The Amylin Circuit-Breaker – Part 1
A New Model for Glucagon Counterregulation

Overview of Part 1

In Part 1 we lay out the logic and data supporting a novel hypothesis about the physiology regulating the counterregulatory response to hypoglycemia.  This chapter is organized around the following issues:

  • Why did we undertake this project?  Progress toward normalizing HbA1c in T1D has reached a point of diminishing returns well above healthy levels in spite of the advent of automated insulin delivery systems.  Inherent limitations in subcutaneous insulin delivery point to the need for adjunctive drug therapy to resume progress toward euglycemia.

  • Are there any promising candidates to fill this adjunctive role?  To date the obvious adjunctive drug candidates have proved disappointing. What’s needed is a new target for drug development.

  • Where should the search for a solution begin?  We believe the most promising target is the lack of response by alpha-cells to both rising and falling glucose in T1D.  Normalizing glucagon secretion would relax the most important constraint on insulin therapy: the risk of iatrogenic hypoglycemia.

  • What about existing strategies for restoring the glucagon counterregulatory response?  None of the approaches taken to date have successfully restored normal alpha-cell functions in T1D, and we can find no new ideas for doing so in the literature.

  • How should a new hypothesis be developed?  We believe the solution starts with constructing a new model of alpha-cell sensing of hypoglycemia that builds on data in the literature beyond the classical endocrinology.

  • What is the central concept of our new model?  Systems analysis supports the idea that alpha-cells require tonic inhibition during euglycemia, and that the counterregulatory response is a rebound triggered by the onset of hypoglycemia.
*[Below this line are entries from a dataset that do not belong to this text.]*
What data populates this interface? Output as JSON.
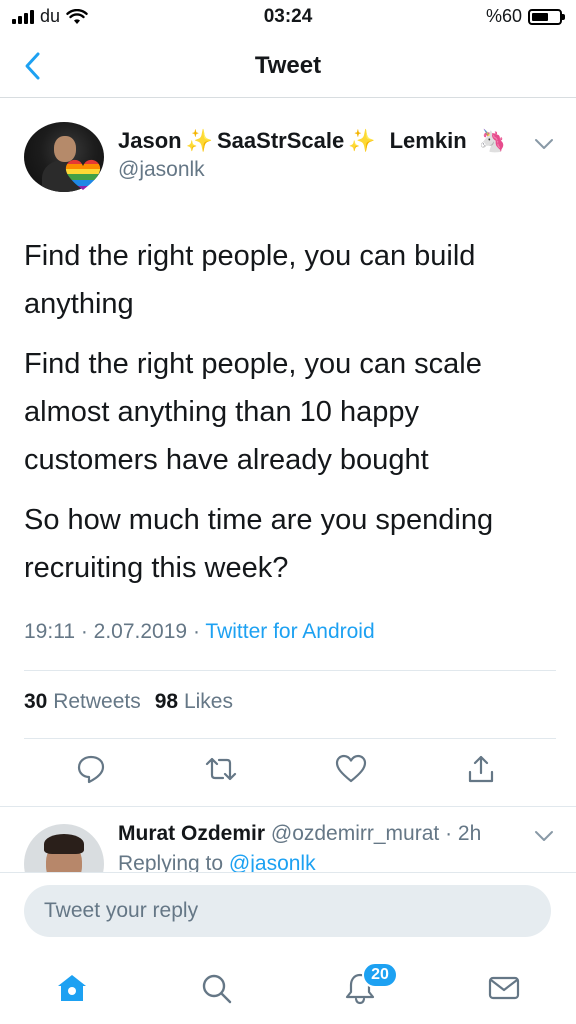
{
  "status_bar": {
    "carrier": "du",
    "time": "03:24",
    "battery_text": "%60",
    "battery_level": 0.6
  },
  "nav": {
    "title": "Tweet"
  },
  "tweet": {
    "author": {
      "first": "Jason",
      "middle": "SaaStrScale",
      "last": "Lemkin",
      "handle": "@jasonlk"
    },
    "paragraphs": [
      "Find the right people, you can build anything",
      "Find the right people, you can scale almost anything than 10 happy customers have already bought",
      "So how much time are you spending recruiting this week?"
    ],
    "time": "19:11",
    "date": "2.07.2019",
    "source": "Twitter for Android",
    "retweets_count": "30",
    "retweets_label": "Retweets",
    "likes_count": "98",
    "likes_label": "Likes"
  },
  "reply_preview": {
    "name": "Murat Ozdemir",
    "handle": "@ozdemirr_murat",
    "age": "2h",
    "replying_label": "Replying to",
    "replying_to": "@jasonlk"
  },
  "reply_box": {
    "placeholder": "Tweet your reply"
  },
  "tab_bar": {
    "notifications_badge": "20"
  },
  "colors": {
    "accent": "#1da1f2",
    "secondary_text": "#657786",
    "input_bg": "#e6ecf0"
  }
}
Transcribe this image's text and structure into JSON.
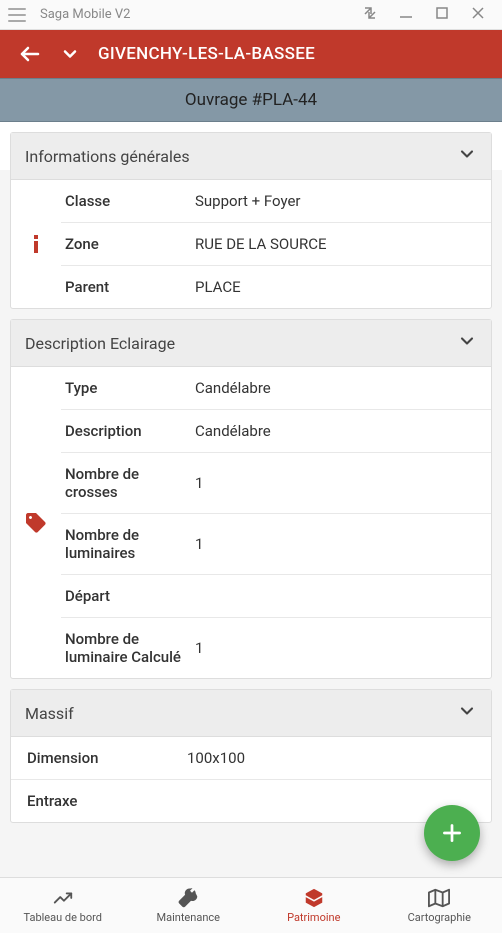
{
  "window": {
    "title": "Saga Mobile V2"
  },
  "header": {
    "title": "GIVENCHY-LES-LA-BASSEE"
  },
  "subheader": {
    "title": "Ouvrage #PLA-44"
  },
  "sections": {
    "info": {
      "title": "Informations générales",
      "rows": {
        "classe": {
          "label": "Classe",
          "value": "Support + Foyer"
        },
        "zone": {
          "label": "Zone",
          "value": "RUE DE LA SOURCE"
        },
        "parent": {
          "label": "Parent",
          "value": "PLACE"
        }
      }
    },
    "desc": {
      "title": "Description Eclairage",
      "rows": {
        "type": {
          "label": "Type",
          "value": "Candélabre"
        },
        "description": {
          "label": "Description",
          "value": "Candélabre"
        },
        "crosses": {
          "label": "Nombre de crosses",
          "value": "1"
        },
        "luminaires": {
          "label": "Nombre de luminaires",
          "value": "1"
        },
        "depart": {
          "label": "Départ",
          "value": ""
        },
        "lumcalc": {
          "label": "Nombre de luminaire Calculé",
          "value": "1"
        }
      }
    },
    "massif": {
      "title": "Massif",
      "rows": {
        "dimension": {
          "label": "Dimension",
          "value": "100x100"
        },
        "entraxe": {
          "label": "Entraxe",
          "value": ""
        }
      }
    }
  },
  "bottomnav": {
    "dashboard": "Tableau de bord",
    "maintenance": "Maintenance",
    "patrimoine": "Patrimoine",
    "cartographie": "Cartographie"
  }
}
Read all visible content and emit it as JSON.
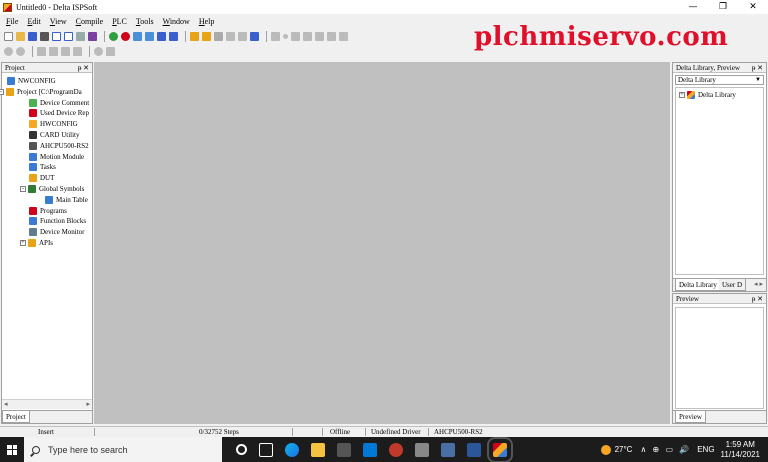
{
  "window": {
    "title": "Untitled0 - Delta ISPSoft",
    "controls": [
      "—",
      "❐",
      "✕"
    ]
  },
  "menu": [
    "File",
    "Edit",
    "View",
    "Compile",
    "PLC",
    "Tools",
    "Window",
    "Help"
  ],
  "watermark": "plchmiservo.com",
  "project_panel": {
    "title": "Project",
    "pin": "ᵽ ✕",
    "tree": [
      {
        "label": "NWCONFIG",
        "level": 0,
        "color": "#3a7bd5"
      },
      {
        "label": "Project [C:\\ProgramDa",
        "level": 0,
        "color": "#e8a317",
        "expander": "-"
      },
      {
        "label": "Device Comment",
        "level": 1,
        "color": "#4caf50"
      },
      {
        "label": "Used Device Rep",
        "level": 1,
        "color": "#d0021b"
      },
      {
        "label": "HWCONFIG",
        "level": 1,
        "color": "#f5a623"
      },
      {
        "label": "CARD Utility",
        "level": 1,
        "color": "#333333"
      },
      {
        "label": "AHCPU500-RS2",
        "level": 1,
        "color": "#555555"
      },
      {
        "label": "Motion Module",
        "level": 1,
        "color": "#3a7bd5"
      },
      {
        "label": "Tasks",
        "level": 1,
        "color": "#3a7bd5"
      },
      {
        "label": "DUT",
        "level": 1,
        "color": "#e8a317"
      },
      {
        "label": "Global Symbols",
        "level": 1,
        "color": "#2e7d32",
        "expander": "-"
      },
      {
        "label": "Main Table",
        "level": 2,
        "color": "#3a7bd5"
      },
      {
        "label": "Programs",
        "level": 1,
        "color": "#d0021b"
      },
      {
        "label": "Function Blocks",
        "level": 1,
        "color": "#3a7bd5"
      },
      {
        "label": "Device Monitor",
        "level": 1,
        "color": "#607d8b"
      },
      {
        "label": "APIs",
        "level": 1,
        "color": "#e8a317",
        "expander": "+"
      }
    ],
    "tab": "Project"
  },
  "library_panel": {
    "title": "Delta Library, Preview",
    "pin": "ᵽ ✕",
    "combo": "Delta Library",
    "tree_item": "Delta Library",
    "tabs": [
      "Delta Library",
      "User D"
    ],
    "tab_arrows": "◂ ▸"
  },
  "preview_panel": {
    "title": "Preview",
    "pin": "ᵽ ✕",
    "tab": "Preview"
  },
  "status": {
    "mode": "Insert",
    "steps": "0/32752 Steps",
    "state": "Offline",
    "driver": "Undefined Driver",
    "cpu": "AHCPU500-RS2"
  },
  "taskbar": {
    "search_placeholder": "Type here to search",
    "temp": "27°C",
    "tray_icons": "∧ ⊕ ▭ 🔊",
    "lang": "ENG",
    "time": "1:59 AM",
    "date": "11/14/2021"
  },
  "colors": {
    "workspace": "#c0c0c0",
    "watermark": "#e0102a",
    "taskbar": "#1c1c1c"
  }
}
  • What is the likely suppression signal to alpha-cells?  We believe the neurohormone amylin is the alpha-cell inhibitor because (1) it is the most potent known suppressor of glucagon secretion, (2) hypoglycemia activates a “circuit-breaker” for this CNS mediated suppression, and (3) healthy amylin secretion is eliminated by T1D.

  • What data supports the amylin circuit-breaker hypothesis?  There is clinical evidence consistent with the idea, but no studies of counterregulation have considered the role of amylin.

  • Is the efficacy of islet transplants consistent with the hypothesis? We demonstrate how restoration of counterregulation by denervated, transplanted alpha-cells is consistent with the CNS circuit-breaker concept.

In Part 2 we address the issue of why a decade and a half of amylin replacement therapy has not already validated our hypothesis.